He further points out that the capacity of ships sailing from Asia is very limited. And where there is excess capacity, there's scarcity of equipment. In this context, "the diversion of ships from Yantian is only making matters worse, as they call at alternative ports such as Shanghai and Ningbo, and find that there is insufficient equipment to handle such a flood of ships," he says.
According to Monroe, shipping lines have contracted all available vessels on 2-3 year charters and now there is no spare capacity left. According to BIMCO, charter rates have increased and a rather typical 8,500 TEU vessel now costs an average of $62,000/day; more than double what it cost a year ago.

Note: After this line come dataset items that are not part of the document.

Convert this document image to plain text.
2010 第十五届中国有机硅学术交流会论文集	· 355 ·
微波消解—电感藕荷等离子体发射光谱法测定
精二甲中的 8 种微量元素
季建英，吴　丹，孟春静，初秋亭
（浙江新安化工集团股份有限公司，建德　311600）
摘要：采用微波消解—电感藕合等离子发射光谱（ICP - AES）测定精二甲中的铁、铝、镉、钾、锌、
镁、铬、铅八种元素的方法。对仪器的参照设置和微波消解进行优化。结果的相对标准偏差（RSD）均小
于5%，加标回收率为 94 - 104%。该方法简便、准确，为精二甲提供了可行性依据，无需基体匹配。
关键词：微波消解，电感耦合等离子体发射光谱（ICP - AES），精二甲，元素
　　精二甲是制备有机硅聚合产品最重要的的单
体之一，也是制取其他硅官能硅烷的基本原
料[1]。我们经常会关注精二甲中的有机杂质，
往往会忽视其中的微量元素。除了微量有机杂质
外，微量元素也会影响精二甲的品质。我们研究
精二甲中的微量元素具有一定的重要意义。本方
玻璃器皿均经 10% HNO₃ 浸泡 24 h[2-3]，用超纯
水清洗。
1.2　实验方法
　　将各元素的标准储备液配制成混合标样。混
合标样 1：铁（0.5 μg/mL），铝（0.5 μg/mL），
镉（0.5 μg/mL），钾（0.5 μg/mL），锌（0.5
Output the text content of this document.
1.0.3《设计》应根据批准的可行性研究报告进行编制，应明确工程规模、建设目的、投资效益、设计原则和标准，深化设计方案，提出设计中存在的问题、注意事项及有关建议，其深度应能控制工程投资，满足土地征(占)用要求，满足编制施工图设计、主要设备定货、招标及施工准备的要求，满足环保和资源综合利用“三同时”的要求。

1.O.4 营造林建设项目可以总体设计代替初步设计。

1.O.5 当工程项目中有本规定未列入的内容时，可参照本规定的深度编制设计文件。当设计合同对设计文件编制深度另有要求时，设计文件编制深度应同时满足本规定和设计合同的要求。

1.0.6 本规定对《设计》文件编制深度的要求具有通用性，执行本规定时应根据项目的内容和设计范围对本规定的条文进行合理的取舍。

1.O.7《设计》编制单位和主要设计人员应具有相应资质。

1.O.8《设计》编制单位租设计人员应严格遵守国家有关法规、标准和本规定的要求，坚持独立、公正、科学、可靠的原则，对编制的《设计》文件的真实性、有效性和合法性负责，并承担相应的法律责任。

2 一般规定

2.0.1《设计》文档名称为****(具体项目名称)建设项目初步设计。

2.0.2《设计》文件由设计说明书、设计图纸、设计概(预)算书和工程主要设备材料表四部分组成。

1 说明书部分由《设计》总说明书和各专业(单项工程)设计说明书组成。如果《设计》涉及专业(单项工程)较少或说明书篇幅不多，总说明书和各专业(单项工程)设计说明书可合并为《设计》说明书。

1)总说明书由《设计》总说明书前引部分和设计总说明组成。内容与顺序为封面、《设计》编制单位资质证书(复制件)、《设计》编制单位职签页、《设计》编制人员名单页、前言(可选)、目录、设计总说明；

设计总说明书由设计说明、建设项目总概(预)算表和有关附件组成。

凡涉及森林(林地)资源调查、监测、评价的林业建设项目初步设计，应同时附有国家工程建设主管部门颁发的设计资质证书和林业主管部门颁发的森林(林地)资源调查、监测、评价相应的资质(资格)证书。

HMM will have four additional containerships available this month to help tackle the delays, but this is tricky, the analyst says, since the "ships working to reduce the delays in China only create more delays in the U.S." These delays started in Southern California, but have now spread from the USWC to Canada, and through the Panama and Suez canals to USEC ports.
Now that the Southern California ports are starting to improve their shore operations, the problem has shifted to rail carriers, which are unable to clear the IPI (Interior Point Intermodal) cargo terminals. There are not enough railcars to move the containers inland.
"How long will this container backlog continue? It's a question everyone is asking, although there is no clear answer in sight. The obvious answer is that it will continue until we experience a slowdown in the mostly one-way transpacific trade," says the analyst.